Mathematical models help scientists describe this shift. They track the mean size and age distribution of a population, calculate selection differentials, and model how trait frequencies change from generation to generation. The results are clear: when fishing selectively removes large individuals, alleles for smaller body size or earlier reproduction become more common.
Even when fishing stops, populations can take decades to recover. Because these changes are genetic and not just environmental, reversing them requires many generations of natural selection in the opposite direction - favoring larger individuals again.

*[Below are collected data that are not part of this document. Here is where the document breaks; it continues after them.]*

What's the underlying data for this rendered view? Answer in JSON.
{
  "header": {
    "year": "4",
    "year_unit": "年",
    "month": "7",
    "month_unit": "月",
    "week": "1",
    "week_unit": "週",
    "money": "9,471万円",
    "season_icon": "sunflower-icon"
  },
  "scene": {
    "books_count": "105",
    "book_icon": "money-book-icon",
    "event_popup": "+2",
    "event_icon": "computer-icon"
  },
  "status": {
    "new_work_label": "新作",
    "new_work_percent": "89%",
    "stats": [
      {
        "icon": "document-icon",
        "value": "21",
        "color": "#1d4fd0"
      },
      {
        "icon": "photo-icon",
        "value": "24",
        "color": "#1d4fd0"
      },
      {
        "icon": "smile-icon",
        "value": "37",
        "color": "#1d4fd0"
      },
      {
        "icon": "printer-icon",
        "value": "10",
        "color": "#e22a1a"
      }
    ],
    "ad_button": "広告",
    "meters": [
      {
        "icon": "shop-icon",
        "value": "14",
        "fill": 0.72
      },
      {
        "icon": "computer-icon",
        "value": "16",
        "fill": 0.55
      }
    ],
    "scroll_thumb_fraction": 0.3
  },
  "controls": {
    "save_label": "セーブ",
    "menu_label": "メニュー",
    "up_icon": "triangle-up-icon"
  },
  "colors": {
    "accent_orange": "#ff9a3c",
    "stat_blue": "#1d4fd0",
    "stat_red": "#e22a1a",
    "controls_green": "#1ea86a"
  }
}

This example shows how quantitative data can make natural selection visible. Over time, the mean size of fish decreases, the variance narrows, and the proportion of smaller-bodied individuals increases. These mathematical trends reveal how human activity can act as a powerful selection force, shaping evolution within a single human lifetime.
The key lesson is that natural selection doesn’t just happen in the wild — it also occurs wherever environmental or human pressures favor certain traits. In this case, “survival of the smallest” replaces “survival of the fittest,” illustrating evolution in real time.